Échos de Narbonne
Autour d’un film de Jean Eustache, Henri-François Imbert signe un documentaire, « le Temps des amoureuses »,
qui fait résonner le passé et le présent.
dans l’hebdo N° 1043 Acheter ce numéro
Le nouveau film d’Henri-François Imbert pourrait commencer par ce vers célèbre de Mallarmé : « Un coup de dés, jamais, n’abolira le hasard. » Non seulement parce que l’existence même du Temps des amoureuses tient à une rencontre fortuite. Mais parce que le film avance selon le jeu des associations, des coïncidences et des découvertes.
La rencontre : dans un café de Narbonne, Henri-François Imbert fait la connaissance d’un homme, Hilaire, qui, trente ans plus tôt, a joué dans Mes Petites Amoureuses, de Jean Eustache, tourné dans cette ville, où le cinéaste lui-même a habité, de même que les grands-parents d’Henri-François Imbert. La rencontre avec Hilaire est suffisamment forte et l’évocation des Petites Amoureuses pleine de résonances intimes et cinéphiliques pour déclencher une envie de film chez Imbert.

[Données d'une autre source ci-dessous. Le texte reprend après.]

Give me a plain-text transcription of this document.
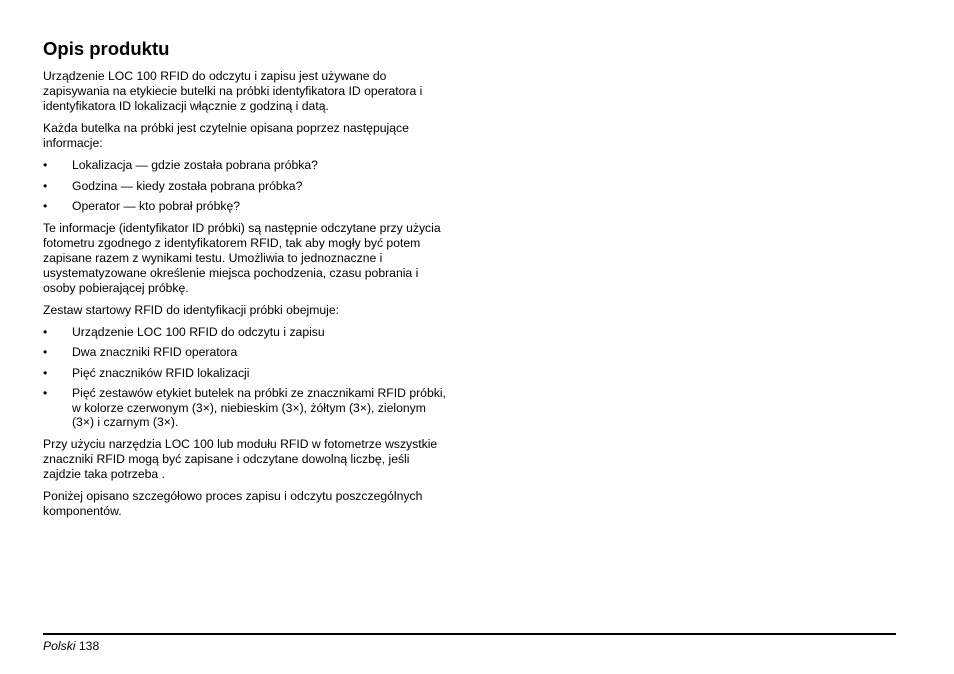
Opis produktu

Urządzenie LOC 100 RFID do odczytu i zapisu jest używane do zapisywania na etykiecie butelki na próbki identyfikatora ID operatora i identyfikatora ID lokalizacji włącznie z godziną i datą.

Każda butelka na próbki jest czytelnie opisana poprzez następujące informacje:

• Lokalizacja — gdzie została pobrana próbka?
• Godzina — kiedy została pobrana próbka?
• Operator — kto pobrał próbkę?

Te informacje (identyfikator ID próbki) są następnie odczytane przy użycia fotometru zgodnego z identyfikatorem RFID, tak aby mogły być potem zapisane razem z wynikami testu. Umożliwia to jednoznaczne i usystematyzowane określenie miejsca pochodzenia, czasu pobrania i osoby pobierającej próbkę.

Zestaw startowy RFID do identyfikacji próbki obejmuje:

• Urządzenie LOC 100 RFID do odczytu i zapisu
• Dwa znaczniki RFID operatora
• Pięć znaczników RFID lokalizacji
• Pięć zestawów etykiet butelek na próbki ze znacznikami RFID próbki, w kolorze czerwonym (3×), niebieskim (3×), żółtym (3×), zielonym (3×) i czarnym (3×).

Przy użyciu narzędzia LOC 100 lub modułu RFID w fotometrze wszystkie znaczniki RFID mogą być zapisane i odczytane dowolną liczbę, jeśli zajdzie taka potrzeba .

Poniżej opisano szczegółowo proces zapisu i odczytu poszczególnych komponentów.

Polski 138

Le Temps des amoureuses peut faire songer au récent Retour en Normandie, de Nicolas Philibert, qui retrouvait les comédiens amateurs ayant joué, adolescents, dans Moi, Pierre Rivière, de René Allio. Là aussi, Hilaire raconte les histoires du tournage de Mes Petites Amoureuses , il échange des souvenirs avec ceux de ses copains qui y ont joué avec lui, retrouve devant la caméra d’Henri-François Imbert celui ou celle qui était perdu de vue. Les photos du tournage ou l’affiche du film, retrouvées chez des revendeurs à Paris, agissent autant sur l’imaginaire du spectateur qui n’aurait pas vu le film d’Eustache (dont Imbert ne montre intelligemment aucun extrait) que comme agents de la mémoire. Pour tous, le tournage a été un moment inoubliable, particulièrement pour Hilaire, marqué par la confiance qu’Eustache accordait à ces adolescents indociles. Il suppose que cette attitude n’a pas été sans influence sur son choix de devenir éducateur. Henri-François Imbert montre cet homme à son tour attentif aux autres, soucieux de transmettre, dans son métier comme dans sa nouvelle passion : la chanson.

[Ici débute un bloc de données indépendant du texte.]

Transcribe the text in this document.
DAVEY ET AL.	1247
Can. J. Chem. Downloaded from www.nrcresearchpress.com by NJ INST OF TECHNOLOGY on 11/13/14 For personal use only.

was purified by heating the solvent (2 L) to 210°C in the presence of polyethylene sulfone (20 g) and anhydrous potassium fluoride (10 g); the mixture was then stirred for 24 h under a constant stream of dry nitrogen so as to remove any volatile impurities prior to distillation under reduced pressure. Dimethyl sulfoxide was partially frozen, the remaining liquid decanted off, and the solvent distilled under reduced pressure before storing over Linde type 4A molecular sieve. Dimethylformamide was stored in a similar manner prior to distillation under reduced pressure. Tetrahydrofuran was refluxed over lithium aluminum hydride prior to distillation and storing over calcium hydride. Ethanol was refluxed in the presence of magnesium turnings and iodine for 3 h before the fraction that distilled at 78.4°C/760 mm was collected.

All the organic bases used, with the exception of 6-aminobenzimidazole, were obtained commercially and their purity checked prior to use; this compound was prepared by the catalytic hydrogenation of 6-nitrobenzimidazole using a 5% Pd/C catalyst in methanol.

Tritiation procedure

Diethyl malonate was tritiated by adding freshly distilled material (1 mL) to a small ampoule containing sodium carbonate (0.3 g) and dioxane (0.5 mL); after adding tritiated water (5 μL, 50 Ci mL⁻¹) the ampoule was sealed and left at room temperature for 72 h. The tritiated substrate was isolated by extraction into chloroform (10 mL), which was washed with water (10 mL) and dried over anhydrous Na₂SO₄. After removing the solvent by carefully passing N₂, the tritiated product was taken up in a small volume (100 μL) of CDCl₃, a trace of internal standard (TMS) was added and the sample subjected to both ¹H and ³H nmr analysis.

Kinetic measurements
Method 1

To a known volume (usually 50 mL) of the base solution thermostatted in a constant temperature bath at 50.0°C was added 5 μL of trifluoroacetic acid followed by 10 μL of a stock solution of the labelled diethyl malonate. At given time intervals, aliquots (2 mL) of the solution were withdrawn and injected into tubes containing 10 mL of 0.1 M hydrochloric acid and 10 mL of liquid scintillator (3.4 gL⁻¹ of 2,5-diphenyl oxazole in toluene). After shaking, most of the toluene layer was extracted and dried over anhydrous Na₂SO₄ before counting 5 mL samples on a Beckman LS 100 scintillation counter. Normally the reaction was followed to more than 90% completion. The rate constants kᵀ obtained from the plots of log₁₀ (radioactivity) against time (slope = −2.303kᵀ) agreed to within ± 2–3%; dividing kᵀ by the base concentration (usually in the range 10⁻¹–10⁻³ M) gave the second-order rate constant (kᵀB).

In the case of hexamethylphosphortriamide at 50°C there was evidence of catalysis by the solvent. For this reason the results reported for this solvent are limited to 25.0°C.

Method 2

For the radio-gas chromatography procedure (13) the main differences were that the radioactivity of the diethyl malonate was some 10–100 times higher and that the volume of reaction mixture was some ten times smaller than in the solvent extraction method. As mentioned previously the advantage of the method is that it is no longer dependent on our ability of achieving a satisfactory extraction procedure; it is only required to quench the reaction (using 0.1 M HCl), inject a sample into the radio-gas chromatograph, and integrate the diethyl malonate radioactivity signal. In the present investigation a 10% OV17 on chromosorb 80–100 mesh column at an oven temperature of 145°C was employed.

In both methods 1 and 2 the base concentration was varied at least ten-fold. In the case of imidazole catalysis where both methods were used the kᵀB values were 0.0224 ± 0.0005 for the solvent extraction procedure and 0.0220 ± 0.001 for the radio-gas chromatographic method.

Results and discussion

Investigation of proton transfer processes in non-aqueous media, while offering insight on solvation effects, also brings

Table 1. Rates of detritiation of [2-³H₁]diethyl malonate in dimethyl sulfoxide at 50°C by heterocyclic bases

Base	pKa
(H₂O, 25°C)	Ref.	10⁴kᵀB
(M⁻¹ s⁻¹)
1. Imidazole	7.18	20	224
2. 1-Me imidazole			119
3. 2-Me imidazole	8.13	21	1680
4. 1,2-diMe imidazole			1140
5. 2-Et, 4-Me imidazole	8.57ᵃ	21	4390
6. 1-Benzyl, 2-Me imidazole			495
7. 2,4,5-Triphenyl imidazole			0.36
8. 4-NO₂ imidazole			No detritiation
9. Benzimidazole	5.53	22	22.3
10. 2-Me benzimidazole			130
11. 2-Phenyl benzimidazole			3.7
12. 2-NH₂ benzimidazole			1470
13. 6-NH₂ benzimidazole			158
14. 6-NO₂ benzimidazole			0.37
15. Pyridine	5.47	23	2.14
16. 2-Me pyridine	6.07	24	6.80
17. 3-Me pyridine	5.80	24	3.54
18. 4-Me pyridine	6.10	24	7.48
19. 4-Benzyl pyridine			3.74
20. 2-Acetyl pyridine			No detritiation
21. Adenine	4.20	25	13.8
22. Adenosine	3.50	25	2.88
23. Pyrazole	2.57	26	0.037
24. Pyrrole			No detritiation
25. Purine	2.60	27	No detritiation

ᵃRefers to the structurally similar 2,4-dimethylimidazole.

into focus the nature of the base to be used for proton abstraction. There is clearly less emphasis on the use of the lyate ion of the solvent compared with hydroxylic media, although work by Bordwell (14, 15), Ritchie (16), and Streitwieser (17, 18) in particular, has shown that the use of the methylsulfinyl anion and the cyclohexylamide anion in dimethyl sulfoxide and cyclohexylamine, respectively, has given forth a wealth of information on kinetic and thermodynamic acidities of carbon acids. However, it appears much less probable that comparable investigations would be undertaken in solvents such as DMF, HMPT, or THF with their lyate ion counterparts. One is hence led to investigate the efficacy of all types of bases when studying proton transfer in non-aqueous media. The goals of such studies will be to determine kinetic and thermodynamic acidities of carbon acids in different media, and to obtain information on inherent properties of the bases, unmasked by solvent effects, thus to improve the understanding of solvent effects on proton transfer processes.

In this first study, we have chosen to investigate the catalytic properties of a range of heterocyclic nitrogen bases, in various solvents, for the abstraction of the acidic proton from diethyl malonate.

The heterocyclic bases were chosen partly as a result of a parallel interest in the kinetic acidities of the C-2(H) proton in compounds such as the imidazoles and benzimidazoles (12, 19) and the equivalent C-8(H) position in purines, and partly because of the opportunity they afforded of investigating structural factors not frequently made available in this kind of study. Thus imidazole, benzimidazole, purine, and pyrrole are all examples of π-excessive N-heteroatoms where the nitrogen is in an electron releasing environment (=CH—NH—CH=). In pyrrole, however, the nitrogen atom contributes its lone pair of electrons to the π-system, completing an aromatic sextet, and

Ainsi le Temps des amoureuses est moins tourné vers le passé que sensible au temps qui a passé. Il n’est pas si étonnant dès lors qu’Henri-François Imbert filme les jeunes dont s’occupe aujourd’hui Hilaire, et qui s’interrogent, avec fatalisme, sur leur avenir. Ou qu’il insère un petit film tourné quand il était enfant, en vacances de neige. Même si le cinéaste n’écarte pas les déterminants de chaque époque, il fait le constat d’une énigme, celle de la présence au monde et du devenir dans ce monde. Il le fait en poète, attentif à la fragile vibration des signes, des images et des sons. Et aux échos insoupçonnés qu’ils produisent.